Discussions were made to facilitate exchanging ideas and opinions among speakers and participants as for various issues relevant to the theme to work out the reasonable solutions in the future for the respective countries. Key points of the discussions were as follows:
・Current status of and future direction of BEC in the individual ASEAN countries.
・History of JBEC, especially in compliance with the standard becoming mandatory.
・New methodologies for evaluating the primary energy consumption of buildings based on the purpose of the buildings, e.g. offices, hotels and stores etc.
・How operation management in buildings works in Japan in terms of energy efficiency.
・Basic idea of the benchmark system of building energy efficiency and the current status of the benchmark system in Japan.
・Efforts being done by SEforALL to improve energy efficiency in the building sector.
Following recommendations for ASEAN member states were also made by experts based on the Japan’s experience.

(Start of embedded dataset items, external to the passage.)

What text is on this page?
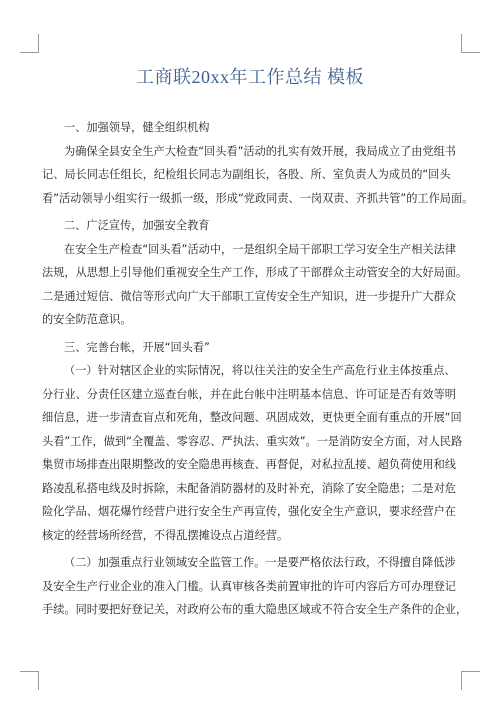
工商联20xx年工作总结 模板

一、加强领导，健全组织机构

为确保全县安全生产大检查“回头看”活动的扎实有效开展，我局成立了由党组书

记、局长同志任组长，纪检组长同志为副组长，各股、所、室负责人为成员的“回头

看”活动领导小组实行一级抓一级，形成“党政同责、一岗双责、齐抓共管”的工作局面。

二、广泛宣传，加强安全教育

在安全生产检查“回头看”活动中，一是组织全局干部职工学习安全生产相关法律

法规，从思想上引导他们重视安全生产工作，形成了干部群众主动管安全的大好局面。

二是通过短信、微信等形式向广大干部职工宣传安全生产知识，进一步提升广大群众

的安全防范意识。

三、完善台帐，开展“回头看”

（一）针对辖区企业的实际情况，将以往关注的安全生产高危行业主体按重点、

分行业、分责任区建立巡查台帐，并在此台帐中注明基本信息、许可证是否有效等明

细信息，进一步清查盲点和死角，整改问题、巩固成效，更快更全面有重点的开展“回

头看”工作，做到“全覆盖、零容忍、严执法、重实效”。一是消防安全方面，对人民路

集贸市场排查出限期整改的安全隐患再核查、再督促，对私拉乱接、超负荷使用和线

路凌乱私搭电线及时拆除，未配备消防器材的及时补充，消除了安全隐患；二是对危

险化学品、烟花爆竹经营户进行安全生产再宣传，强化安全生产意识，要求经营户在

核定的经营场所经营，不得乱摆摊设点占道经营。

（二）加强重点行业领域安全监管工作。一是要严格依法行政，不得擅自降低涉

及安全生产行业企业的准入门槛。认真审核各类前置审批的许可内容后方可办理登记

手续。同时要把好登记关，对政府公布的重大隐患区域或不符合安全生产条件的企业，
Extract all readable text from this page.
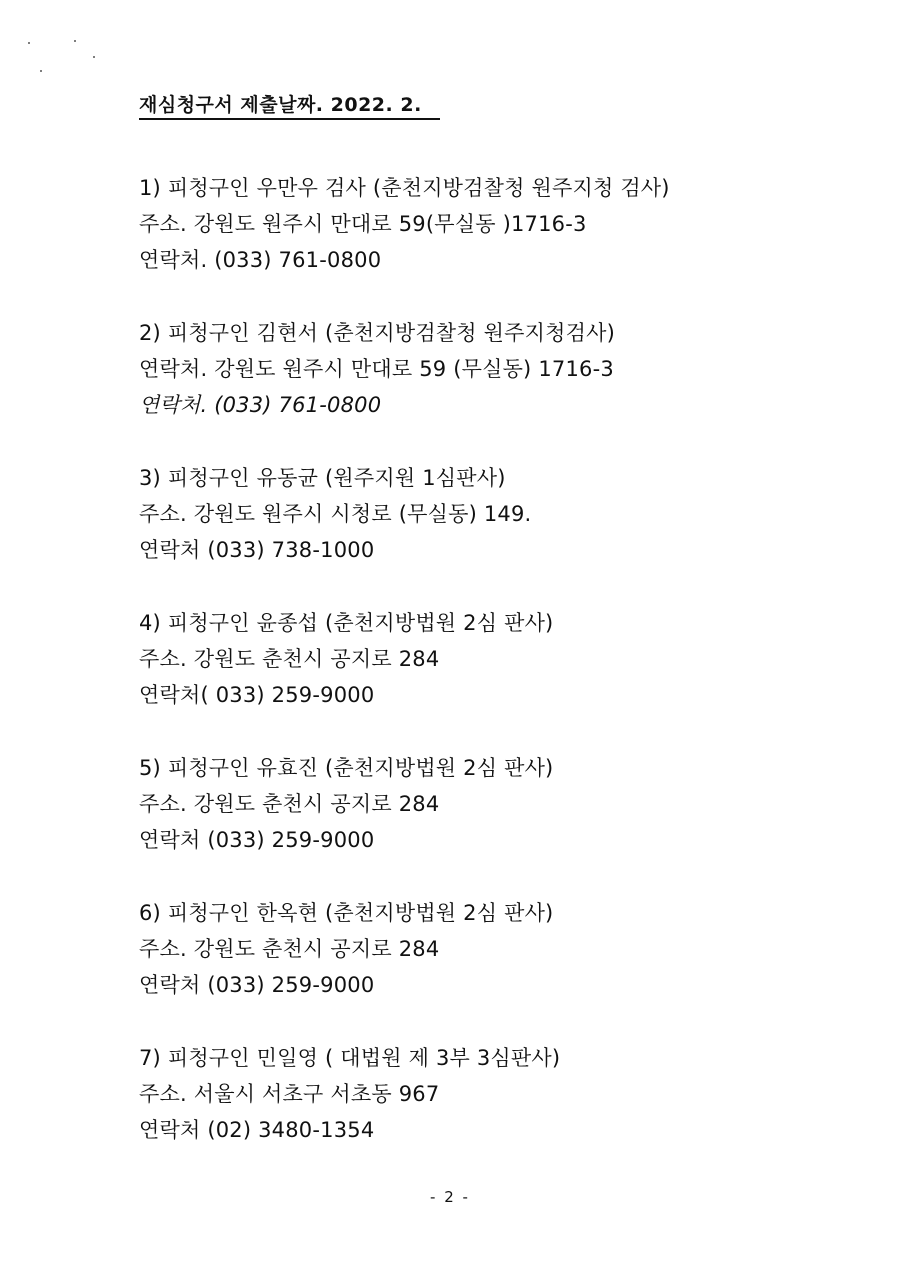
재심청구서 제출날짜. 2022. 2.
1) 피청구인 우만우 검사 (춘천지방검찰청 원주지청 검사)
주소. 강원도 원주시 만대로 59(무실동 )1716-3
연락처. (033) 761-0800
2) 피청구인 김현서 (춘천지방검찰청 원주지청검사)
연락처. 강원도 원주시 만대로 59 (무실동) 1716-3
연락처. (033) 761-0800
3) 피청구인 유동균 (원주지원 1심판사)
주소. 강원도 원주시 시청로 (무실동) 149.
연락처 (033) 738-1000
4) 피청구인 윤종섭 (춘천지방법원 2심 판사)
주소. 강원도 춘천시 공지로 284
연락처( 033) 259-9000
5) 피청구인 유효진 (춘천지방법원 2심 판사)
주소. 강원도 춘천시 공지로 284
연락처 (033) 259-9000
6) 피청구인 한옥현 (춘천지방법원 2심 판사)
주소. 강원도 춘천시 공지로 284
연락처 (033) 259-9000
7) 피청구인 민일영 ( 대법원 제 3부 3심판사)
주소. 서울시 서초구 서초동 967
연락처 (02) 3480-1354
- 2 -
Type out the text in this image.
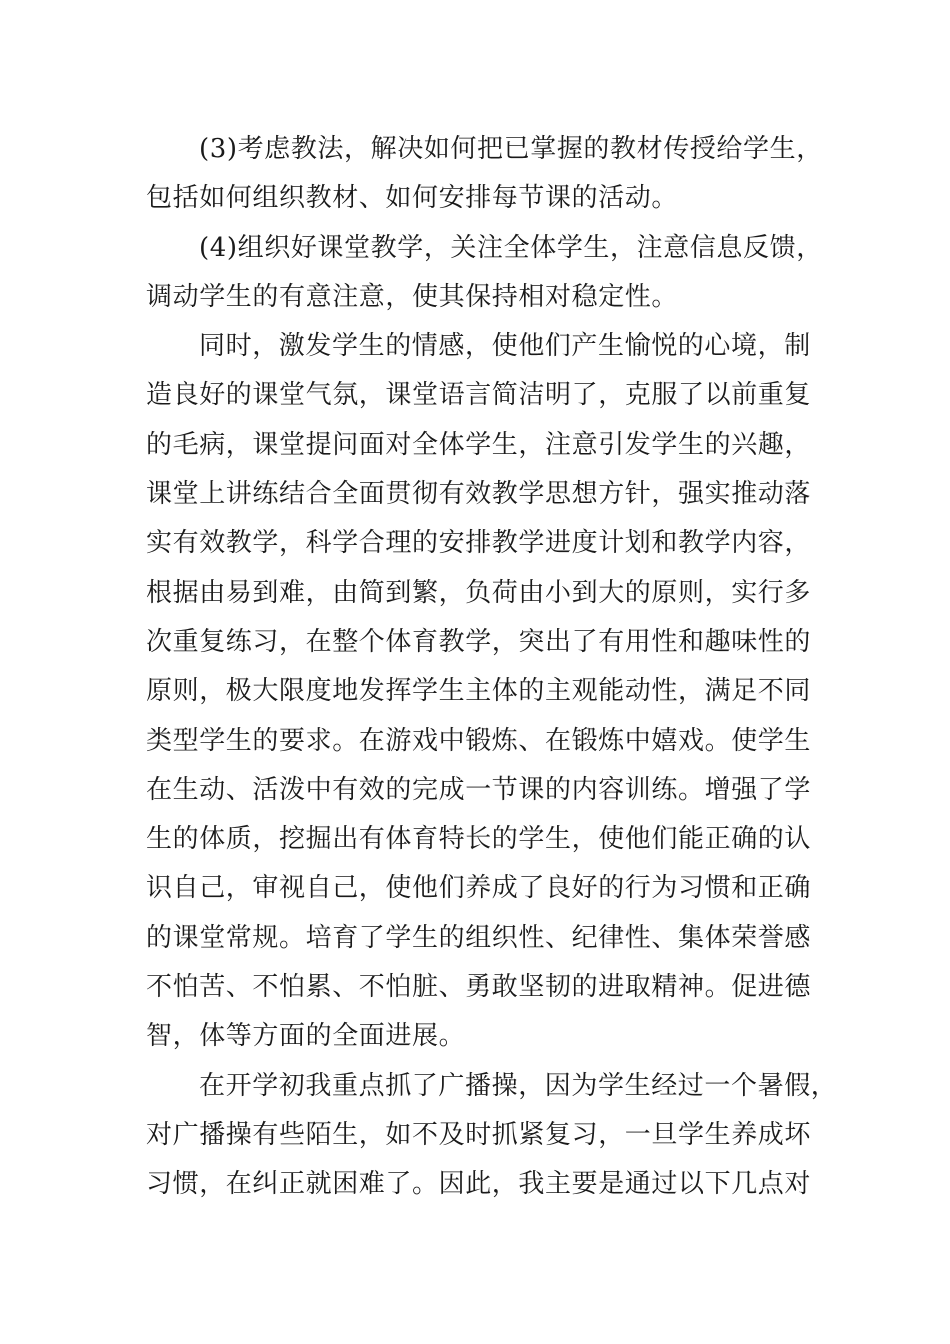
(3)考虑教法，解决如何把已掌握的教材传授给学生，
包括如何组织教材、如何安排每节课的活动。
(4)组织好课堂教学，关注全体学生，注意信息反馈，
调动学生的有意注意，使其保持相对稳定性。
同时，激发学生的情感，使他们产生愉悦的心境，制
造良好的课堂气氛，课堂语言简洁明了，克服了以前重复
的毛病，课堂提问面对全体学生，注意引发学生的兴趣，
课堂上讲练结合全面贯彻有效教学思想方针，强实推动落
实有效教学，科学合理的安排教学进度计划和教学内容，
根据由易到难，由简到繁，负荷由小到大的原则，实行多
次重复练习，在整个体育教学，突出了有用性和趣味性的
原则，极大限度地发挥学生主体的主观能动性，满足不同
类型学生的要求。在游戏中锻炼、在锻炼中嬉戏。使学生
在生动、活泼中有效的完成一节课的内容训练。增强了学
生的体质，挖掘出有体育特长的学生，使他们能正确的认
识自己，审视自己，使他们养成了良好的行为习惯和正确
的课堂常规。培育了学生的组织性、纪律性、集体荣誉感
不怕苦、不怕累、不怕脏、勇敢坚韧的进取精神。促进德
智，体等方面的全面进展。
在开学初我重点抓了广播操，因为学生经过一个暑假，
对广播操有些陌生，如不及时抓紧复习，一旦学生养成坏
习惯，在纠正就困难了。因此，我主要是通过以下几点对
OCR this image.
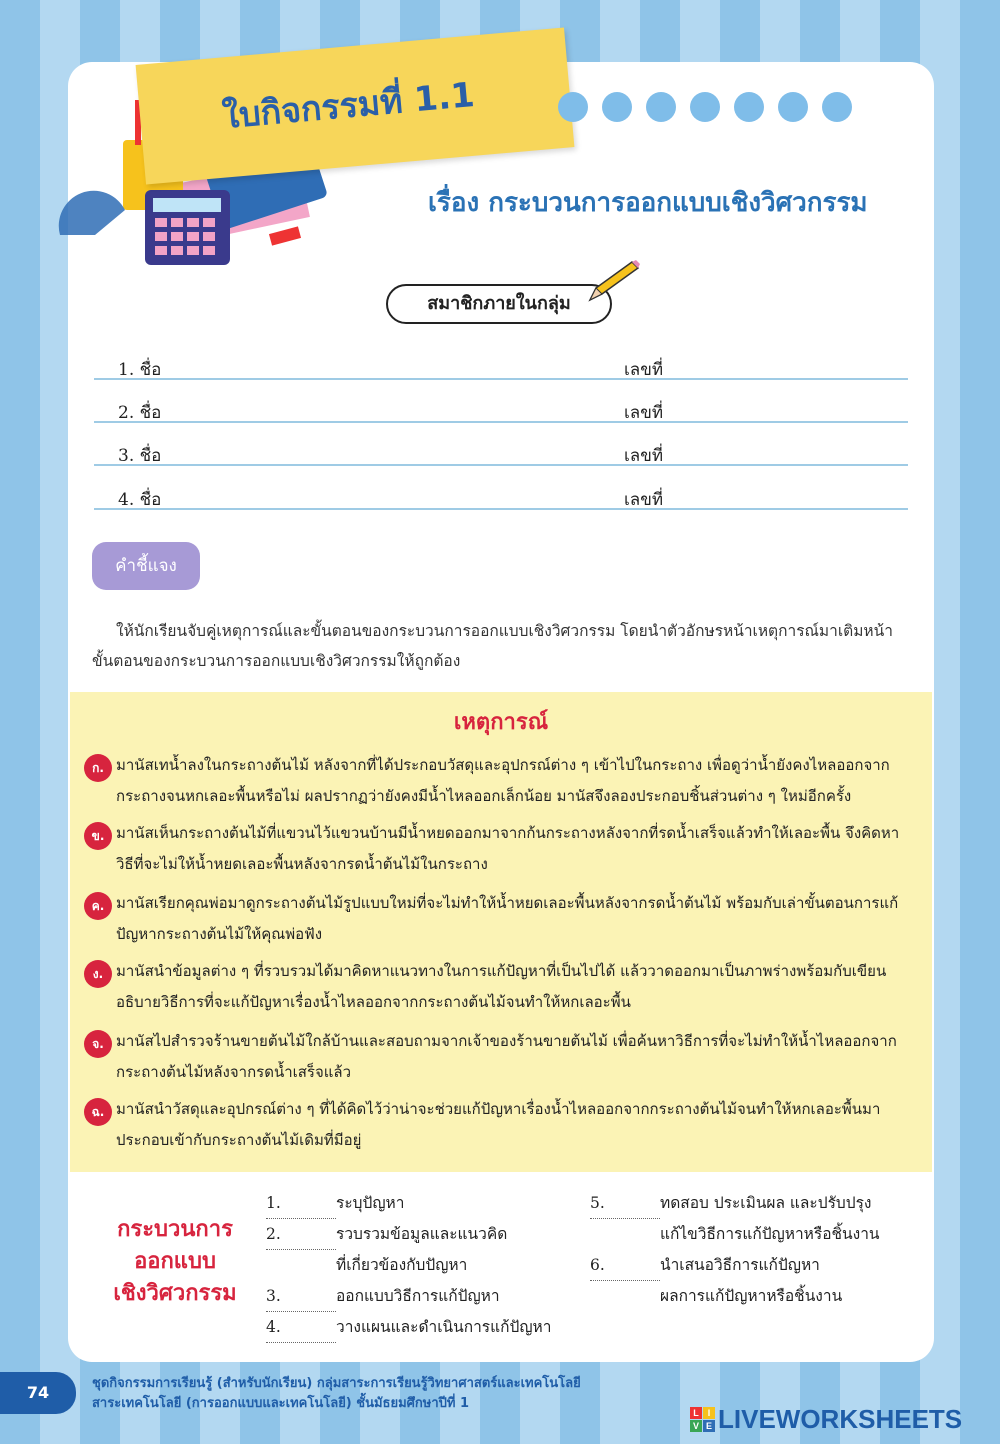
ใบกิจกรรมที่ 1.1
เรื่อง กระบวนการออกแบบเชิงวิศวกรรม
สมาชิกภายในกลุ่ม
1. ชื่อ	เลขที่
2. ชื่อ	เลขที่
3. ชื่อ	เลขที่
4. ชื่อ	เลขที่
คำชี้แจง
ให้นักเรียนจับคู่เหตุการณ์และขั้นตอนของกระบวนการออกแบบเชิงวิศวกรรม โดยนำตัวอักษรหน้าเหตุการณ์มาเติมหน้าขั้นตอนของกระบวนการออกแบบเชิงวิศวกรรมให้ถูกต้อง
เหตุการณ์
ก. มานัสเทน้ำลงในกระถางต้นไม้ หลังจากที่ได้ประกอบวัสดุและอุปกรณ์ต่าง ๆ เข้าไปในกระถาง เพื่อดูว่าน้ำยังคงไหลออกจากกระถางจนหกเลอะพื้นหรือไม่ ผลปรากฏว่ายังคงมีน้ำไหลออกเล็กน้อย มานัสจึงลองประกอบชิ้นส่วนต่าง ๆ ใหม่อีกครั้ง
ข. มานัสเห็นกระถางต้นไม้ที่แขวนไว้แขวนบ้านมีน้ำหยดออกมาจากก้นกระถางหลังจากที่รดน้ำเสร็จแล้วทำให้เลอะพื้น จึงคิดหาวิธีที่จะไม่ให้น้ำหยดเลอะพื้นหลังจากรดน้ำต้นไม้ในกระถาง
ค. มานัสเรียกคุณพ่อมาดูกระถางต้นไม้รูปแบบใหม่ที่จะไม่ทำให้น้ำหยดเลอะพื้นหลังจากรดน้ำต้นไม้ พร้อมกับเล่าขั้นตอนการแก้ปัญหากระถางต้นไม้ให้คุณพ่อฟัง
ง. มานัสนำข้อมูลต่าง ๆ ที่รวบรวมได้มาคิดหาแนวทางในการแก้ปัญหาที่เป็นไปได้ แล้ววาดออกมาเป็นภาพร่างพร้อมกับเขียนอธิบายวิธีการที่จะแก้ปัญหาเรื่องน้ำไหลออกจากกระถางต้นไม้จนทำให้หกเลอะพื้น
จ. มานัสไปสำรวจร้านขายต้นไม้ใกล้บ้านและสอบถามจากเจ้าของร้านขายต้นไม้ เพื่อค้นหาวิธีการที่จะไม่ทำให้น้ำไหลออกจากกระถางต้นไม้หลังจากรดน้ำเสร็จแล้ว
ฉ. มานัสนำวัสดุและอุปกรณ์ต่าง ๆ ที่ได้คิดไว้ว่าน่าจะช่วยแก้ปัญหาเรื่องน้ำไหลออกจากกระถางต้นไม้จนทำให้หกเลอะพื้นมาประกอบเข้ากับกระถางต้นไม้เดิมที่มีอยู่
กระบวนการ
ออกแบบ
เชิงวิศวกรรม
1.	ระบุปัญหา
2.	รวบรวมข้อมูลและแนวคิด
ที่เกี่ยวข้องกับปัญหา
3.	ออกแบบวิธีการแก้ปัญหา
4.	วางแผนและดำเนินการแก้ปัญหา
5.	ทดสอบ ประเมินผล และปรับปรุง
แก้ไขวิธีการแก้ปัญหาหรือชิ้นงาน
6.	นำเสนอวิธีการแก้ปัญหา
ผลการแก้ปัญหาหรือชิ้นงาน
74	ชุดกิจกรรมการเรียนรู้ (สำหรับนักเรียน) กลุ่มสาระการเรียนรู้วิทยาศาสตร์และเทคโนโลยี
สาระเทคโนโลยี (การออกแบบและเทคโนโลยี) ชั้นมัธยมศึกษาปีที่ 1
L I
V E LIVEWORKSHEETS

・Coordinated actions of the central government covering the minimum requirements and the local governments promoting them helps building owners attain the high level of compliance to BEC.
・One of the key indices for building energy efficiency is Primary Energy Consumption. In many ASEAN countries, however, electricity is the major source of energy, where indices other than Primary Energy Consumption may have been used. Therefore, the way of establishing and executing BEC can be different country by country.
・BEC does not have to cover all the aspects (phases of from design to operation, building facilities, envelopes, purpose of buildings, etc.) from the beginning. It can be expanded in a stepwise manner from the minimum level to the comprehensive one. Besides, compliance with BEC can be started as voluntary and changed to mandatory later. In case of Japan, it took about 40 years to reach the present status.
・For countries like Thailand facing a problem in execution of BEC caused by lack of coordination among related ministries, Japan’s way of solving the problem can serve as a useful reference. In Japan, two concerned ministries are collaborating effectively on BEE in a way that clarifies their responsibilities. Specifically, MLITT has a responsibility for BEE in the designing and construction phases, while METI has its responsibility in the operation phase.